Thanks a ton for the information. I tested the power pack and the
posts were in spec. 7-8 posts register 644 ohms. I also checked all
connections and electrical and everything seemed clean and tight.

With that all checked out is it safe to conclude the weak fire is the
stator? Or is there anything else I should check? The problem has
gotton worse. The motor has to really be spinning to fire. Took 2
batterys and a jump car to fire it off. Would a weak stator cause the
problem that need more rpms to fire? I know spec is about 350 rpm to
generate fire for this motor. New starter last season so its strong
cranking.

I got a reply post awhile back that the flywheel is keyed so removal
and replace isnt difficult as far as lining up crank no need to TDC it
all that. Is there any other parts I should consider replacing while
the flywheel is off. If you have part numbers that would be great.

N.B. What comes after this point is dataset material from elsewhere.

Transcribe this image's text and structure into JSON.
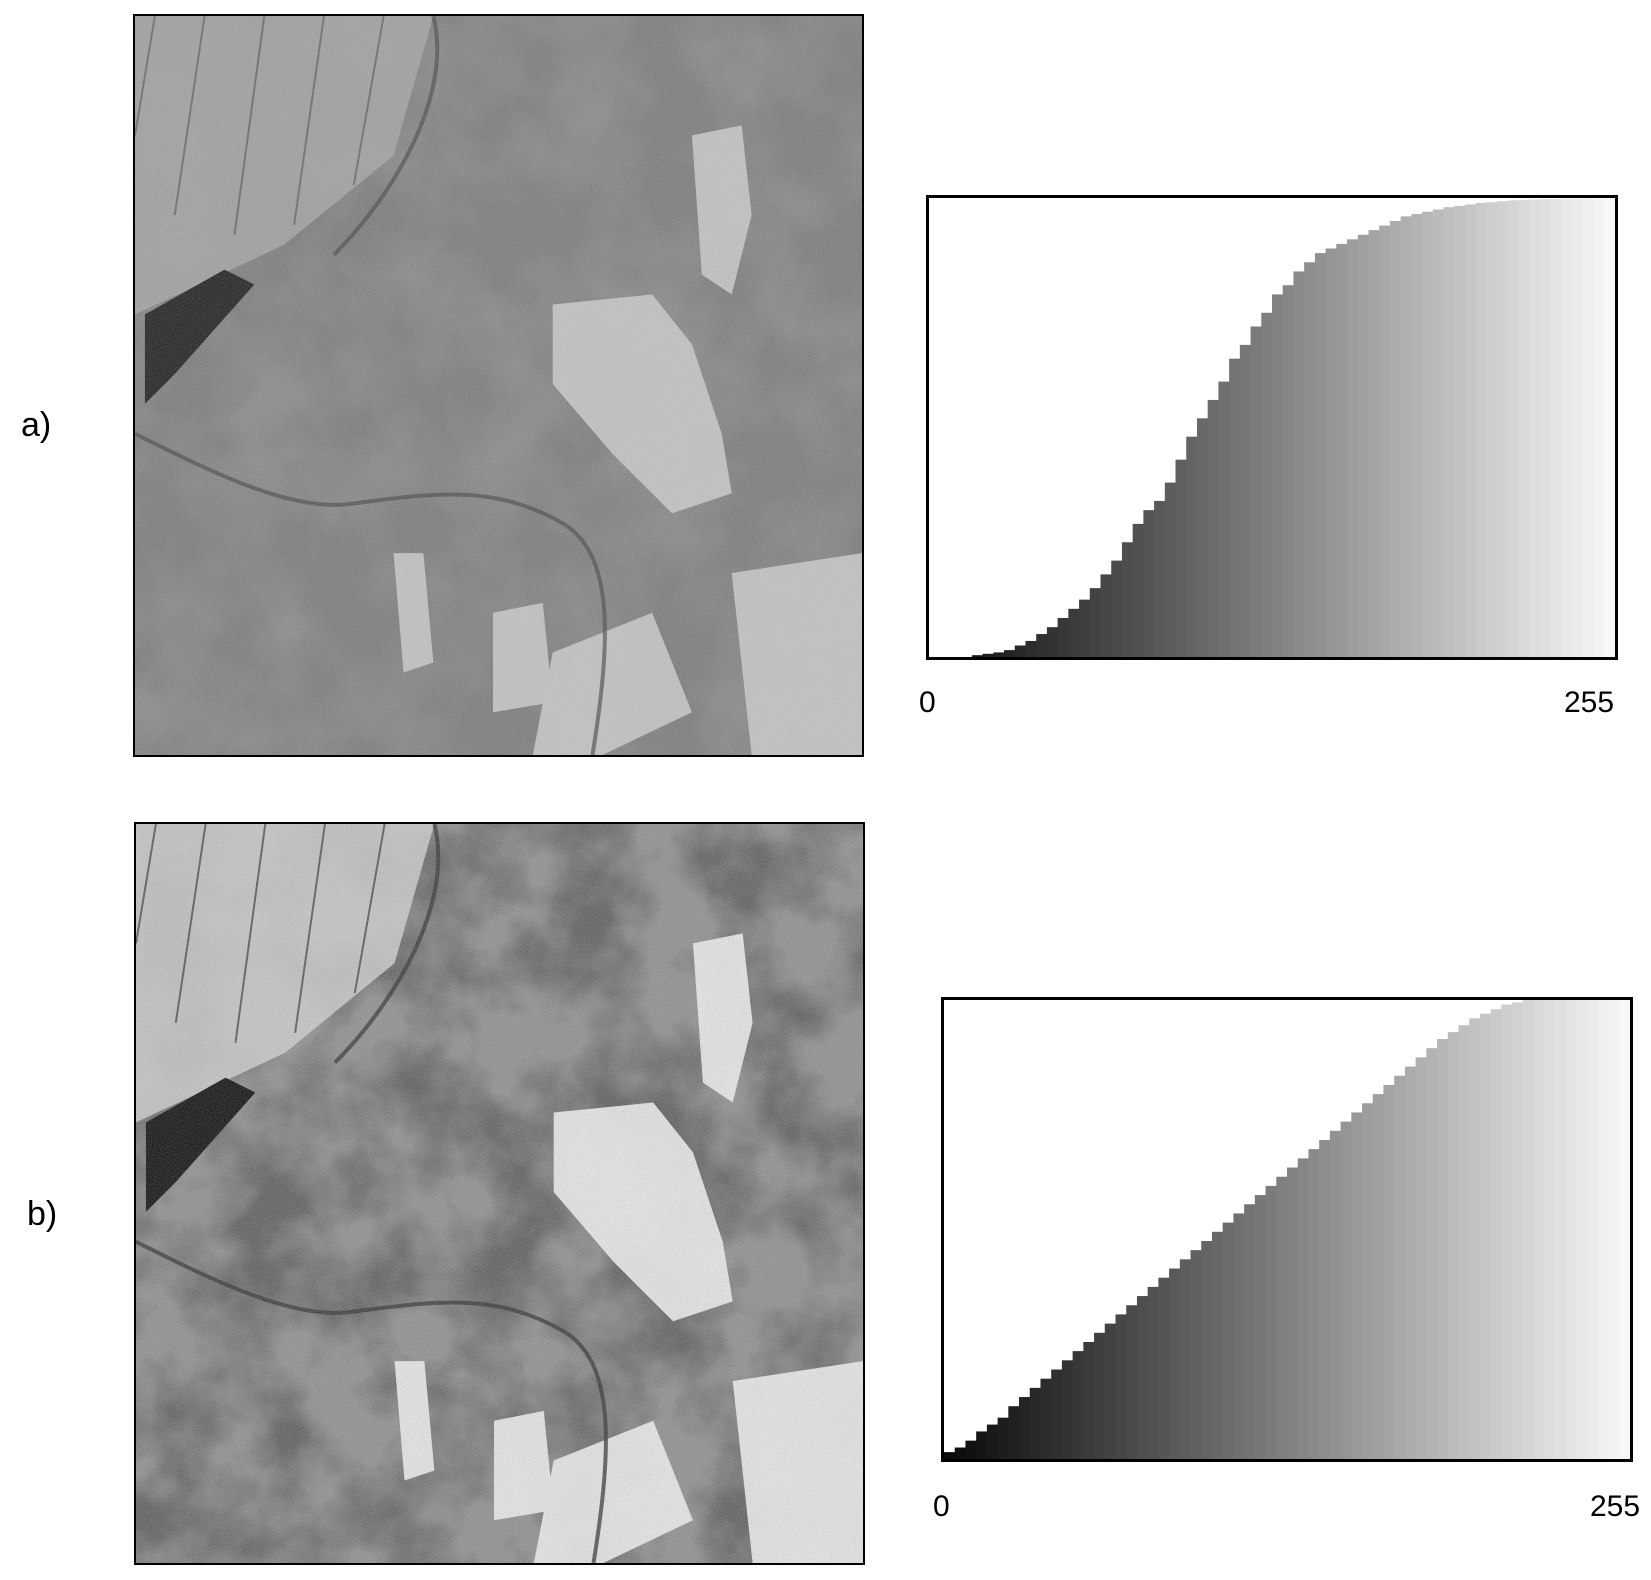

MUCHO THANKS again for all your information and help

cheers,
Nathan


Nathan, you've already checked the check the resistance of the charge
coils, now check the sensor coils. Disconnect the leads (they are Black
w/White & White w/Black) from posts #2 & #4, and #9 & #12 of the power
pack. They should be 6-10 ohms, and not shorted to ground (~ ohms).

The charge coils you tested by checking the resistance of the brown &
brown/yellow leads (terminals #7 & #8) for 550-700 ohms, and again no
shorts to ground, sounds good.

AGAIN, You are still facing replacing the power pack... THIS NOW APPEARS
to be your problem... there really is not a bench test for the pack,
only to check all the other components and eliminate. I have not seen
the sensor coils or charge coils fail nearly as much as the power packs.
The power packs are available from NAPA or Sierra as #18-5753 (needed
for the first non-OEM replacement) with all the hardware, #18-5756 w/o
the hardware. If one or both of the sensors is faulty, the timer base
needs to be replaced, this is seperate from the stator/charge coil
assembly. The flywheel nut spec is 100-105 ft. lbs... but so far
everything checks out for you under the flywheel.